I definitely would pick a book by Ursula K. Le Guin. I've made no secret of my love of Le Guin's writing, although Le Guin poses something of a problem for answering this question because there are so very many excellent books of hers to choose from. I would be completely satisfied with having written The Lathe of Heaven, or The Left Hand of Darkness, or The Word for World Is Forest, or any number of other books, but I am going to pick A Wizard of Earthsea because it is one of the books that formed my understanding of what fantasy fiction can be.

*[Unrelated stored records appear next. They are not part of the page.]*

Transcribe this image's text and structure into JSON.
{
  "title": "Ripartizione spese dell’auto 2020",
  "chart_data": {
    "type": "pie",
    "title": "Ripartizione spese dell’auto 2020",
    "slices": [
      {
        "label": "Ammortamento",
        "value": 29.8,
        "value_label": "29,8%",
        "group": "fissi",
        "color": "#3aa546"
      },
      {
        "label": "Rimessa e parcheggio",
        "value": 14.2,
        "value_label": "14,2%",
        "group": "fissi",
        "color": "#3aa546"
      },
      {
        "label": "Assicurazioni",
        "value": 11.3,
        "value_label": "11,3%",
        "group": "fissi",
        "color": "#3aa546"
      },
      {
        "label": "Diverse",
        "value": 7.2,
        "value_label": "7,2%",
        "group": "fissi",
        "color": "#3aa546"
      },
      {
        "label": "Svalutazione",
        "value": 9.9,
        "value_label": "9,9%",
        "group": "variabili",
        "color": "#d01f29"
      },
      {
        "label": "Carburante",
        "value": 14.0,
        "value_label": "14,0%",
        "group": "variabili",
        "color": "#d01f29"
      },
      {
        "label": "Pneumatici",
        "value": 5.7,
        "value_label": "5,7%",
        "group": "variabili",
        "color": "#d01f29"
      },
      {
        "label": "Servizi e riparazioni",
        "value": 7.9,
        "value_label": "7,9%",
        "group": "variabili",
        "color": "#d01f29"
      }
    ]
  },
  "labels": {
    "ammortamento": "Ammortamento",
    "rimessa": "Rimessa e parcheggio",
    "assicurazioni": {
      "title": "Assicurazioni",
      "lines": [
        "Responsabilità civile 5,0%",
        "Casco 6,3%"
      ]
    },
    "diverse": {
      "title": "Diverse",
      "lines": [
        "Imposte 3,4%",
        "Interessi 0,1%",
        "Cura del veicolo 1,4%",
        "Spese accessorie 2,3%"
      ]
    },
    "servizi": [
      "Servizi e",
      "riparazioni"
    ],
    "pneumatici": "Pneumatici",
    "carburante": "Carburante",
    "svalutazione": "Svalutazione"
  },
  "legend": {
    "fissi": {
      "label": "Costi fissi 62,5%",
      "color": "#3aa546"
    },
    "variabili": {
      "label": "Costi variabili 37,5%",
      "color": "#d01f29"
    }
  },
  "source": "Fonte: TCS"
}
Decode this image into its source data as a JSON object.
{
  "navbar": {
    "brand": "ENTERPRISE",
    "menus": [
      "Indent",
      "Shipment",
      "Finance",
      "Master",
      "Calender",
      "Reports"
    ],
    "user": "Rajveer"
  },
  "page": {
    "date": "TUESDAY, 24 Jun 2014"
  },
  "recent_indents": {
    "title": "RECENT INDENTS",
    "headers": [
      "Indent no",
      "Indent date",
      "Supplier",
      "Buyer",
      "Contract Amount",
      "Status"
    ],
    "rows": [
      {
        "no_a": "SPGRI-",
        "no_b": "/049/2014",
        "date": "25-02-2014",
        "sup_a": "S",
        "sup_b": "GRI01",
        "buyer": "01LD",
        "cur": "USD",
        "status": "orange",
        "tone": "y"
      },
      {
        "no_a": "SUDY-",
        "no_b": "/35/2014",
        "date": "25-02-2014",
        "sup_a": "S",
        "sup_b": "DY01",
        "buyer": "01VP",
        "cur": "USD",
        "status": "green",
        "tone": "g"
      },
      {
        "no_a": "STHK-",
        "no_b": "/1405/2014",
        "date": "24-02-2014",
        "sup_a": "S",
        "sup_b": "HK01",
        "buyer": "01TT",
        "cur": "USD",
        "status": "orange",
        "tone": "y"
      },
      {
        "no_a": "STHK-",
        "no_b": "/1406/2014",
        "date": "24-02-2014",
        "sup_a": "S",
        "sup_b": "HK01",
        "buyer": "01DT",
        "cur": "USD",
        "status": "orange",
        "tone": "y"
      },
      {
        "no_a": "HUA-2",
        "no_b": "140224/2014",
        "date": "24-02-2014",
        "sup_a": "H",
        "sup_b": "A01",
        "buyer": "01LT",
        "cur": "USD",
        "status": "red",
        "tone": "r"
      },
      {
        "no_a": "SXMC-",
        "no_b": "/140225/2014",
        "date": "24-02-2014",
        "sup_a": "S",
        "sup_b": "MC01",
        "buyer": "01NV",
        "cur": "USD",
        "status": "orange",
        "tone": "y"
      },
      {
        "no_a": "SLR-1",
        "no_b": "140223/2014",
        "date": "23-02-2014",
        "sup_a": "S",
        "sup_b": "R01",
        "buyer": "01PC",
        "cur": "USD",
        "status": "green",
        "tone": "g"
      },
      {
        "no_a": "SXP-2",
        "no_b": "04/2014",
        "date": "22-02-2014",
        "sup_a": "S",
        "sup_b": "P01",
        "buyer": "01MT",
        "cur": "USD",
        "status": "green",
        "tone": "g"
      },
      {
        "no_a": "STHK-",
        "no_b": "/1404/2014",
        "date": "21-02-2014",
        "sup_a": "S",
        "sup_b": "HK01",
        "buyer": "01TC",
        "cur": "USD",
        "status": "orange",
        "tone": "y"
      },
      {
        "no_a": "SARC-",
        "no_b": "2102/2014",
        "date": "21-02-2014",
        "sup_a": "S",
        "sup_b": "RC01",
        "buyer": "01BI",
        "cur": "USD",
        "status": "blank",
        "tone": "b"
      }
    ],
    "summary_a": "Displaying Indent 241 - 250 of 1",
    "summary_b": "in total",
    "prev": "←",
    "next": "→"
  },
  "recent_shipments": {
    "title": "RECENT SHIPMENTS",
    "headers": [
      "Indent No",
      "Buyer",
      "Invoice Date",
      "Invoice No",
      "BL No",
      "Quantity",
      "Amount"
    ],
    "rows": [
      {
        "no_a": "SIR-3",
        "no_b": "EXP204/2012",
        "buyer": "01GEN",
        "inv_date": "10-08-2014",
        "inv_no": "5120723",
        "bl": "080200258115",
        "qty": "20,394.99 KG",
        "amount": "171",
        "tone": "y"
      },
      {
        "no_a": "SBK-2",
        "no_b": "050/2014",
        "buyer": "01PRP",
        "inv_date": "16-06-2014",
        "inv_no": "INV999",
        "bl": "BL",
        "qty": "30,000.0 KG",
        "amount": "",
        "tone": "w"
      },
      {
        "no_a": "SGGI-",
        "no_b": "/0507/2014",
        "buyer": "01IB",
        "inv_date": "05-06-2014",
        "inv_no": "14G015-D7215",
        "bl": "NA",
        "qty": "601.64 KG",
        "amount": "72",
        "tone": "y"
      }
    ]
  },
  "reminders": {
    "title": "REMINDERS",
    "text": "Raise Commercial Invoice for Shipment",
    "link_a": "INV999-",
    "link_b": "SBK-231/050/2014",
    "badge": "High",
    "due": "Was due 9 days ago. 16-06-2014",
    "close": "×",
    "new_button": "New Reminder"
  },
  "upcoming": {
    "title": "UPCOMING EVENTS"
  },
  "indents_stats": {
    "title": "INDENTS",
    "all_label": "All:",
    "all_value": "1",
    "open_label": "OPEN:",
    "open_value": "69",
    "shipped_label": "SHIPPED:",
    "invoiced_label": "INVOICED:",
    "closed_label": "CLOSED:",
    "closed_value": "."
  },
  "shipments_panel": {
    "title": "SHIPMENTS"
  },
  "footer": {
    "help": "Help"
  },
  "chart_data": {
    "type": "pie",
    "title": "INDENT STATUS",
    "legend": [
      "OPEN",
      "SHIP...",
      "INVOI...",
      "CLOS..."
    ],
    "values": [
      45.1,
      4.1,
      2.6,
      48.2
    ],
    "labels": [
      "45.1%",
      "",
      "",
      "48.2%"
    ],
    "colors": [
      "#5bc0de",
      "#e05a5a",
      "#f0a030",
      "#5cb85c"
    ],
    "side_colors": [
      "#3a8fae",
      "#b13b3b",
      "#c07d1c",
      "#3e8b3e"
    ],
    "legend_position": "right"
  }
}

My foundational fantasy authors were J.R.R. Tolkien, Lloyd Alexander, and Ursula K. Le Guin. These three authors, for better or worse, shaped my view of what constitutes fantasy fiction. While I still adore Tolkien and Alexander, their fiction is more or less an outgrowth of previously existing British mythical roots. Tolkien's fantasy is heavily influence by Anglo-Saxon and Scandanavian myth, and Alexander's primary work of fiction is based in large part on Welsh myth. Le Guin's fiction, on the other hand, is more expansive, and breaking free of the Eurocentric rut that fantasy fiction so often falls into. She changed my view of what fantasy fiction could be with her Earthsea series, and the book that started that off was A Wizard of Earthsea. Le Guin showed me that fantasy fiction could move beyond Western-based tropes.

It also doesn't hurt that A Wizard of Earthsea is a brilliant story. It is simultaneously an excellent coming of age story, an example of superior world-building, and a fantasy quest that somehow hits all of the expected notes while being unpredictable at the same time. The book is beautifully written while remaining accessible to juvenile readers. It is, to put it bluntly, a masterful piece of fiction.

And those are the reasons why this is the book I wish I had written.